I've found that they have reacted within 24 hours if they are going too.
I have only reported farm animals though


----------



## Leah84 (Jun 22, 2009)

the only time i reported an animal they came out the same day but that was the sspca so can`t be sure


----------



## Guest (Feb 4, 2010)

Okay thanks guys


----------



## ParkNBark (Dec 12, 2009)

If you feel it needs sorting assap then if they don't react in the next 24/48 hours call back?


----------



## Guest (Feb 4, 2010)

ParkNBark said:


> If you feel it needs sorting assap then if they don't react in the next 24/48 hours call back?


Yes I will do


----------



## Skyelacey (Jan 23, 2010)

Hi, usually 24-48 hours depending on the urgency of cases. We had to report our old neighbour as they had twostaffies, lovely dogs they were left outside in all weather 24 hours a day, they would howl at night and were having to walk and sleep in their own mess as they were confined to a metre wide by 3 metre area. It was ashame i fed them some of our dog food through the fence and bless her she nearly took my fingers off lol. Anyway they came out within 48 hours and spoke to the owners who later on got rid of one of the dogs, though i believe that they should both have been removed from them as they had moved in about 9 months and been through about 6-7 dogs, ridiculous!

I hope they come out quickly and solve whatevers going on.

Good luck.


----------



## fluffosaur (Dec 10, 2009)

If there are any kids in the house make a report to social services and they'll kick the RSPCA since animal abuse/domestic violence are closely linked.


----------



## raindog (Jul 1, 2008)

Tell them there will be a TV crew there and they'll be there within seconds! Cynical?
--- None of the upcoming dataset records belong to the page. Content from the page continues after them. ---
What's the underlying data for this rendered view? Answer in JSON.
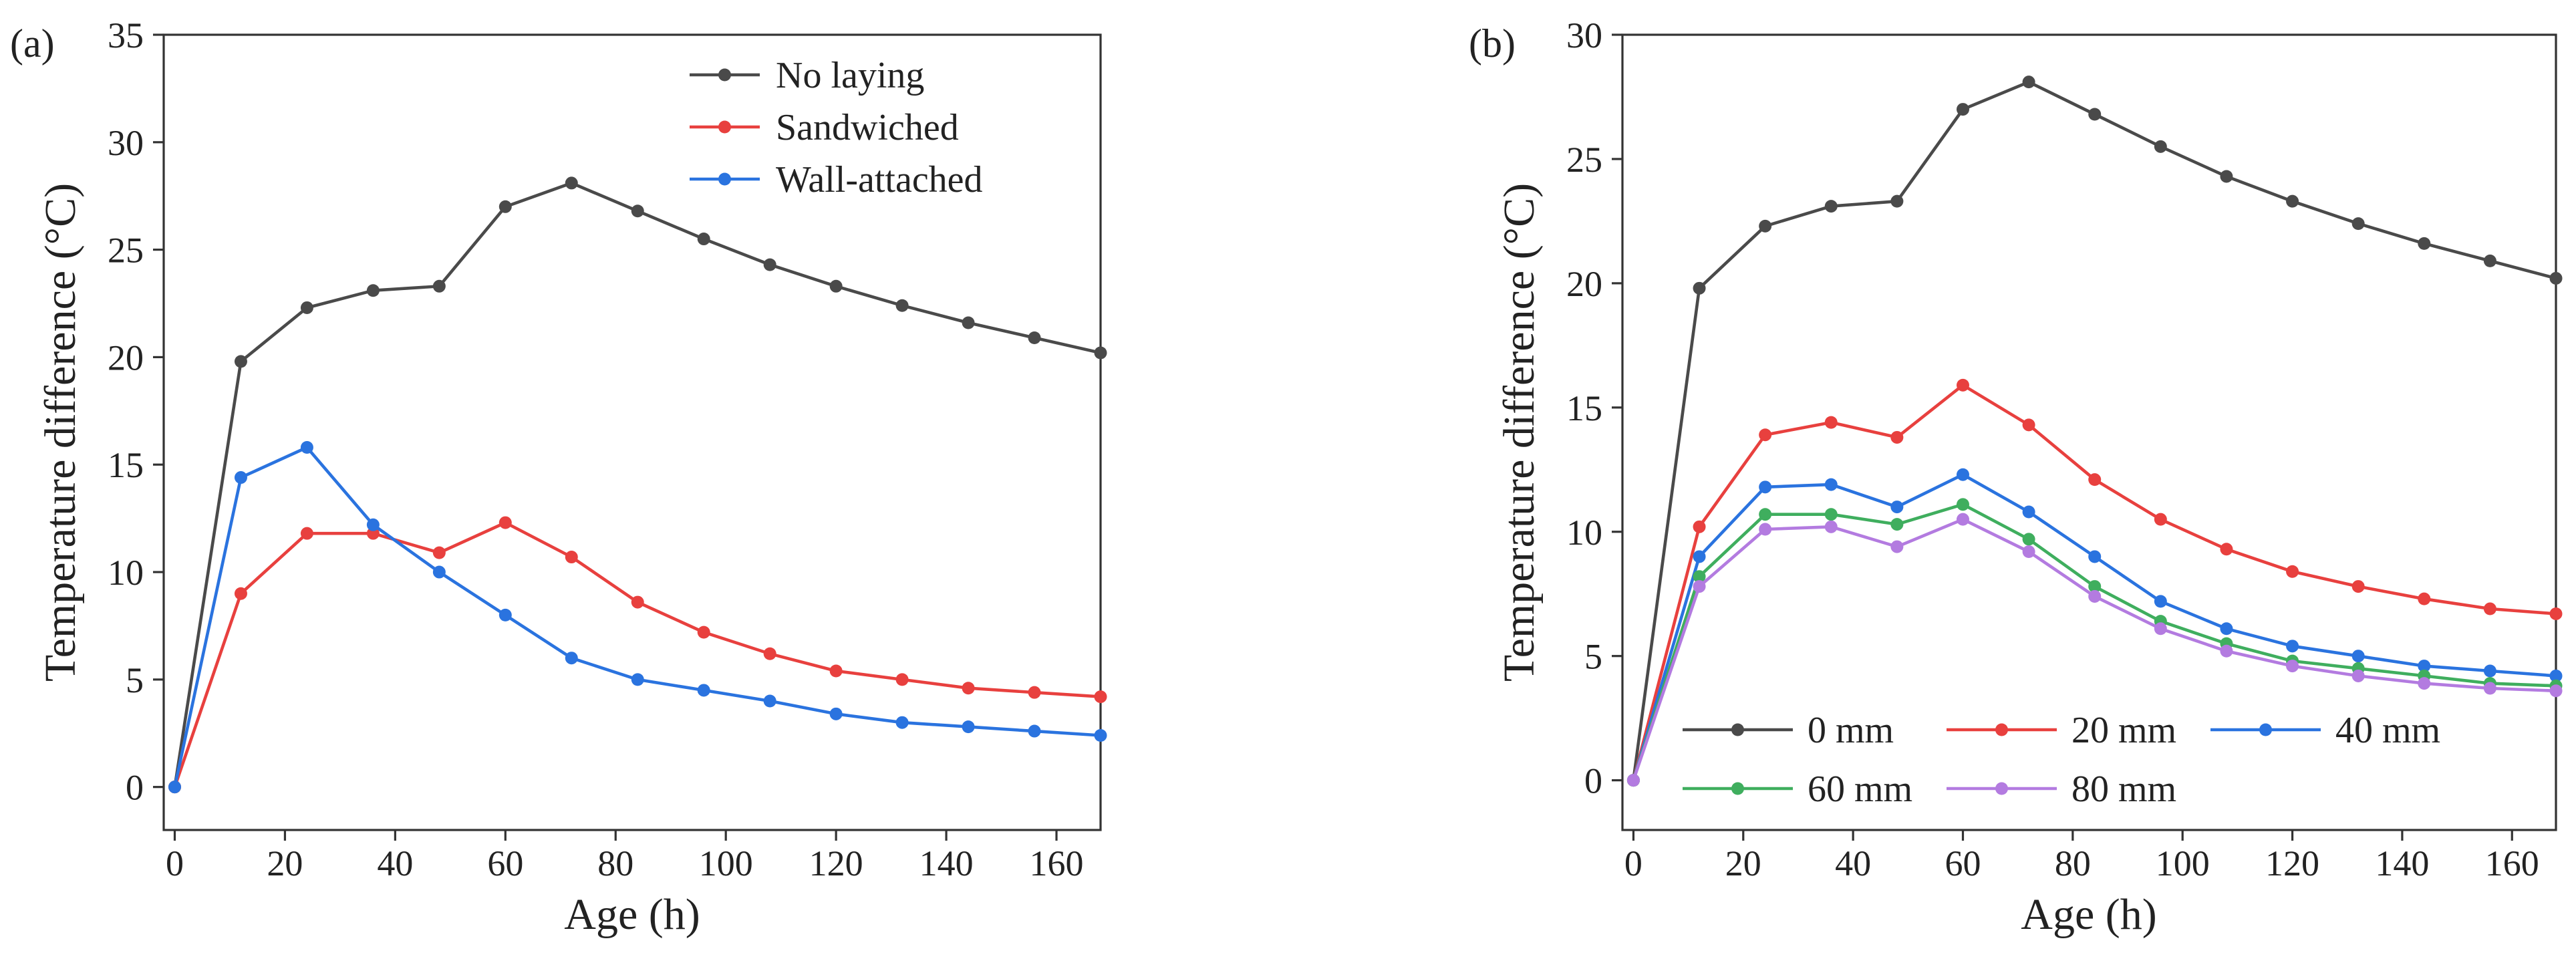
{
  "chart_data": [
    {
      "type": "line",
      "panel_label": "(a)",
      "xlabel": "Age (h)",
      "ylabel": "Temperature difference (°C)",
      "xlim": [
        -2,
        168
      ],
      "ylim": [
        -2,
        35
      ],
      "xticks": [
        "0",
        "20",
        "40",
        "60",
        "80",
        "100",
        "120",
        "140",
        "160"
      ],
      "yticks": [
        "0",
        "5",
        "10",
        "15",
        "20",
        "25",
        "30",
        "35"
      ],
      "legend_position": "top-right",
      "legend_columns": 1,
      "x": [
        0,
        12,
        24,
        36,
        48,
        60,
        72,
        84,
        96,
        108,
        120,
        132,
        144,
        156,
        168
      ],
      "series": [
        {
          "name": "No laying",
          "color": "#4a4a4a",
          "values": [
            0,
            19.8,
            22.3,
            23.1,
            23.3,
            27.0,
            28.1,
            26.8,
            25.5,
            24.3,
            23.3,
            22.4,
            21.6,
            20.9,
            20.2
          ]
        },
        {
          "name": "Sandwiched",
          "color": "#e8403e",
          "values": [
            0,
            9.0,
            11.8,
            11.8,
            10.9,
            12.3,
            10.7,
            8.6,
            7.2,
            6.2,
            5.4,
            5.0,
            4.6,
            4.4,
            4.2
          ]
        },
        {
          "name": "Wall-attached",
          "color": "#2a73df",
          "values": [
            0,
            14.4,
            15.8,
            12.2,
            10.0,
            8.0,
            6.0,
            5.0,
            4.5,
            4.0,
            3.4,
            3.0,
            2.8,
            2.6,
            2.4
          ]
        }
      ]
    },
    {
      "type": "line",
      "panel_label": "(b)",
      "xlabel": "Age (h)",
      "ylabel": "Temperature difference (°C)",
      "xlim": [
        -2,
        168
      ],
      "ylim": [
        -2,
        30
      ],
      "xticks": [
        "0",
        "20",
        "40",
        "60",
        "80",
        "100",
        "120",
        "140",
        "160"
      ],
      "yticks": [
        "0",
        "5",
        "10",
        "15",
        "20",
        "25",
        "30"
      ],
      "legend_position": "bottom",
      "legend_columns": 3,
      "x": [
        0,
        12,
        24,
        36,
        48,
        60,
        72,
        84,
        96,
        108,
        120,
        132,
        144,
        156,
        168
      ],
      "series": [
        {
          "name": "0 mm",
          "color": "#4a4a4a",
          "values": [
            0,
            19.8,
            22.3,
            23.1,
            23.3,
            27.0,
            28.1,
            26.8,
            25.5,
            24.3,
            23.3,
            22.4,
            21.6,
            20.9,
            20.2
          ]
        },
        {
          "name": "20 mm",
          "color": "#e8403e",
          "values": [
            0,
            10.2,
            13.9,
            14.4,
            13.8,
            15.9,
            14.3,
            12.1,
            10.5,
            9.3,
            8.4,
            7.8,
            7.3,
            6.9,
            6.7
          ]
        },
        {
          "name": "40 mm",
          "color": "#2a73df",
          "values": [
            0,
            9.0,
            11.8,
            11.9,
            11.0,
            12.3,
            10.8,
            9.0,
            7.2,
            6.1,
            5.4,
            5.0,
            4.6,
            4.4,
            4.2
          ]
        },
        {
          "name": "60 mm",
          "color": "#3fae5e",
          "values": [
            0,
            8.2,
            10.7,
            10.7,
            10.3,
            11.1,
            9.7,
            7.8,
            6.4,
            5.5,
            4.8,
            4.5,
            4.2,
            3.9,
            3.8
          ]
        },
        {
          "name": "80 mm",
          "color": "#b37be0",
          "values": [
            0,
            7.8,
            10.1,
            10.2,
            9.4,
            10.5,
            9.2,
            7.4,
            6.1,
            5.2,
            4.6,
            4.2,
            3.9,
            3.7,
            3.6
          ]
        }
      ]
    }
  ]
}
Moi?


----------



## Guest (Feb 4, 2010)

fluffosaur said:


> If there are any kids in the house make a report to social services and they'll kick the RSPCA since animal abuse/domestic violence are closely linked.
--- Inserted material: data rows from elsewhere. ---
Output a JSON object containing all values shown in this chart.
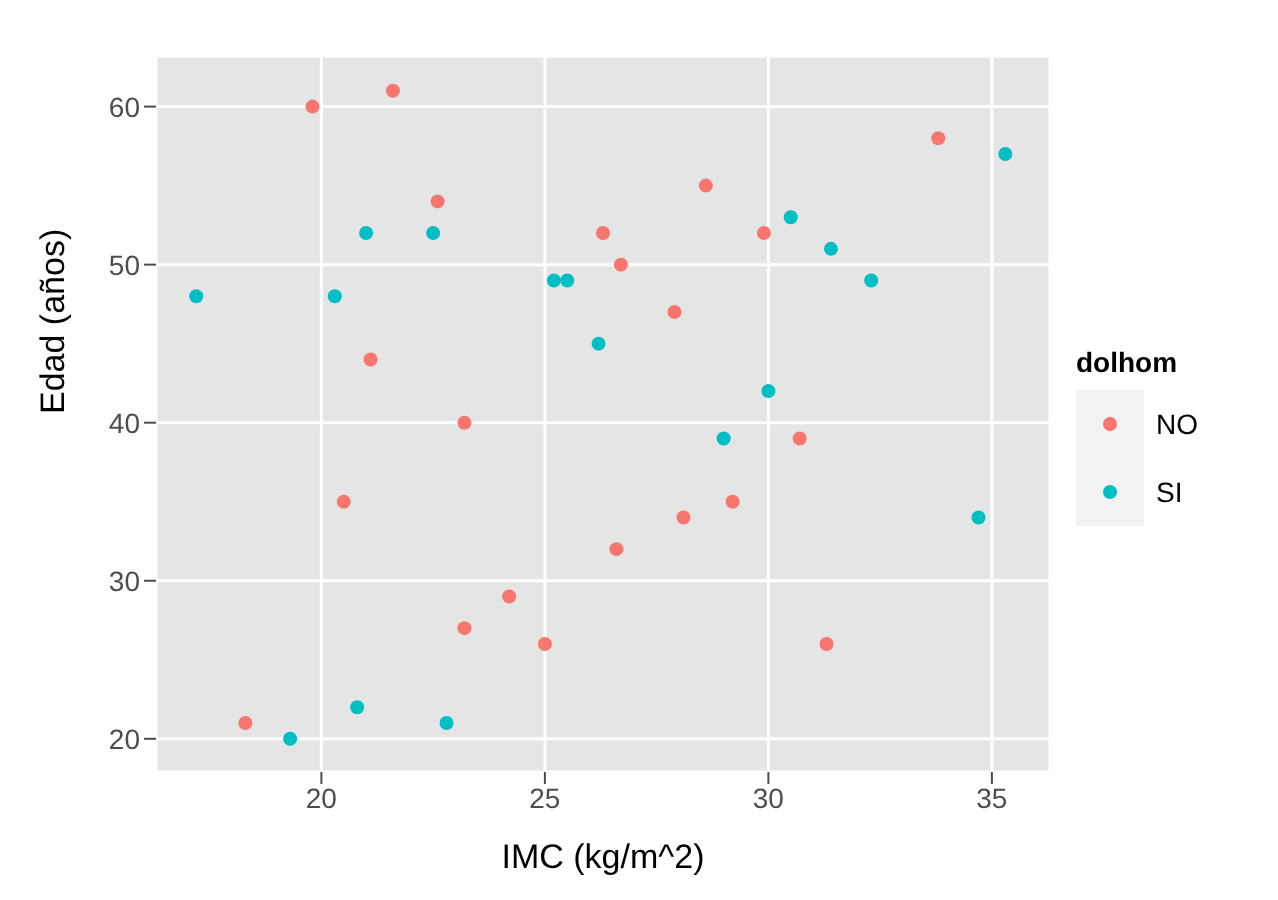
{
  "chart_data": {
    "type": "scatter",
    "xlabel": "IMC (kg/m^2)",
    "ylabel": "Edad (años)",
    "legend_title": "dolhom",
    "legend": "right",
    "grid": true,
    "marker": "circle",
    "xlim": [
      16.3,
      36.3
    ],
    "xticks": [
      20,
      25,
      30,
      35
    ],
    "ylim": [
      17.9,
      63.2
    ],
    "yticks": [
      20,
      30,
      40,
      50,
      60
    ],
    "series": [
      {
        "name": "NO",
        "color": "#f8766d",
        "x": [
          19.8,
          21.6,
          22.6,
          23.2,
          21.1,
          20.5,
          23.2,
          24.2,
          25.0,
          18.3,
          26.3,
          26.7,
          27.9,
          28.6,
          29.9,
          28.1,
          29.2,
          30.7,
          26.6,
          31.3,
          33.8
        ],
        "values": [
          60,
          61,
          54,
          40,
          44,
          35,
          27,
          29,
          26,
          21,
          52,
          50,
          47,
          55,
          52,
          34,
          35,
          39,
          32,
          26,
          58
        ]
      },
      {
        "name": "SI",
        "color": "#00bfc4",
        "x": [
          17.2,
          21.0,
          20.3,
          22.5,
          25.2,
          25.5,
          26.2,
          20.8,
          19.3,
          22.8,
          30.5,
          31.4,
          32.3,
          30.0,
          29.0,
          34.7,
          35.3
        ],
        "values": [
          48,
          52,
          48,
          52,
          49,
          49,
          45,
          22,
          20,
          21,
          53,
          51,
          49,
          42,
          39,
          34,
          57
        ]
      }
    ]
  }
}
Yep very sad when young children are around this to and possibly picking up on it and thinking it's the norm way to behave towards animals or in general.


----------



## MerlinsMum (Aug 2, 2009)

Fi118 said:


> Yep very sad when young children are around this to and possibly picking up on it and thinking it's the norm way to behave towards animals or in general.


Depends on where you live, I reckon - I reported teenagers deliberately abusing myself & my dog over a period of 2 years every time I walked down the road.... and the police just said "walk the dog elsewhere" and "Go out at 6am when the kids aren't about". Well sorry - but I am not able to completely turn my life around to suit the abusers, to that degree, when it's the teenagers who are in the wrong. And my dog needs more than one walk a day.
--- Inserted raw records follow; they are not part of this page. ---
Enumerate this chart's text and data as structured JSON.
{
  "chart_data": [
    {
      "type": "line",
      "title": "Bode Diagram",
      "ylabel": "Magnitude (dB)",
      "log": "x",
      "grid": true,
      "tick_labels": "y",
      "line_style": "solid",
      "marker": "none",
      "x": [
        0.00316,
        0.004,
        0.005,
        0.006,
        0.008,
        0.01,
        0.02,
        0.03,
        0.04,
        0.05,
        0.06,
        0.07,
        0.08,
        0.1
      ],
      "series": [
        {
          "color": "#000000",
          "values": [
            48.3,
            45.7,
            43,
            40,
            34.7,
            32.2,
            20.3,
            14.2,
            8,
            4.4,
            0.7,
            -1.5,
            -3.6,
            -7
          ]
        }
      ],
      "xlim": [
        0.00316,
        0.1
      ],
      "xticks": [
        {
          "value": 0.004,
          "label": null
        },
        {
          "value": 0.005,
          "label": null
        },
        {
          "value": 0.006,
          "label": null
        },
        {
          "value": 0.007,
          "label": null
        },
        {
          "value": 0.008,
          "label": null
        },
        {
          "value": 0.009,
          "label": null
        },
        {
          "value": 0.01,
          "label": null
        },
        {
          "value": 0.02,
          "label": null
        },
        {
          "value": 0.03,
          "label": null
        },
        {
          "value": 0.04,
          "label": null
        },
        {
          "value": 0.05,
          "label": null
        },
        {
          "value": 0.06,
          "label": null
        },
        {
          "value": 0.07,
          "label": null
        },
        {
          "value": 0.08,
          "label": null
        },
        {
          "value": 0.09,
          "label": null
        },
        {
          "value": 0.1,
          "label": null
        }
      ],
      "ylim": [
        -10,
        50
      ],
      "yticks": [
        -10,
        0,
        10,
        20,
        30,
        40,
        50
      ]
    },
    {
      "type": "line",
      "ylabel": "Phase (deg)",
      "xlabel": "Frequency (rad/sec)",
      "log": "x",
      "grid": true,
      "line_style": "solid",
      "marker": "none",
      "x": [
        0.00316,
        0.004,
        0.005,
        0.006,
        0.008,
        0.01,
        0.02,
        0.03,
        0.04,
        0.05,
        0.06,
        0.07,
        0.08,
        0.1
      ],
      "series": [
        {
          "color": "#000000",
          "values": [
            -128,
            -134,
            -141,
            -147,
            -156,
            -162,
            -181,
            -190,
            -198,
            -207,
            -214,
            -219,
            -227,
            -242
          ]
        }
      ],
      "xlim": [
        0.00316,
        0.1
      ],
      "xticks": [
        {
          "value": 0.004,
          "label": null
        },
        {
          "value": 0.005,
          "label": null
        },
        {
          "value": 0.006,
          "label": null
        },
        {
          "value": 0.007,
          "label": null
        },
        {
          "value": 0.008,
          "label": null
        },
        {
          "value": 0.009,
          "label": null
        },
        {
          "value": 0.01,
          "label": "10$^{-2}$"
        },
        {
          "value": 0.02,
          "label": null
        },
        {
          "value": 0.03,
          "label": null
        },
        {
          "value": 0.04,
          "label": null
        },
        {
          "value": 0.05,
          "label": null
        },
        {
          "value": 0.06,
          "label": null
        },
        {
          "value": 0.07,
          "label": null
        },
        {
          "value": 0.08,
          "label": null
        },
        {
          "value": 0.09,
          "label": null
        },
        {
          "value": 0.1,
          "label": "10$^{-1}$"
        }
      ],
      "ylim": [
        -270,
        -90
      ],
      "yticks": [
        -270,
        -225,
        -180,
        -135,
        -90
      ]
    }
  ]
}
Especially not easy as the abuse happened a few times right outside my house, before I'd even got out my front gate, and in several places at random times within a mike radius, on a daily and sometimes 3xtimes daily. Even once at 10.30 pm in a howling gale & storm in darkness and torrential rain, and another time when I took him out at 1.30am. At those random times you really don't feel safe at all.


----------



## Danielle P (Jan 18, 2010)

A lot of people I know have reported cruelty in puppy farms and commercial breeders and the RSPCA DONT go out, ever!


----------



## Molski (Jan 27, 2010)

Ok , my mum, up to last year worked for the RSPCA for a period of around 10years and depending on each case and the severity of each case there would be a different response time , it ranged between instant - 48hrs . The area my mum was involved with never ignored any report of animal cruelty etc . NEVER !


----------



## Guest (Feb 5, 2010)

Thanks guys. I really hope they do come out this time or I will just have to keep trying. I thought their policy was to at least attend all call outs.


----------



## Plabebob (Nov 30, 2009)

Danielle P said:


> A lot of people I know have reported cruelty in puppy farms and commercial breeders and the RSPCA DONT go out, ever!


Yep that's my experience. I called repeatedly about the dog on the balcony over about 3 months - no one came, no one rang me, nothing. In the end I wrote to my MP


----------



## Guest (Feb 5, 2010)

Well it has been 24 hours now and does not appear that anyone has been around as situation seems to be to be the same. Give it until tomorrow evening and make another cal, although was hoping it would get sorted today as very concerned


----------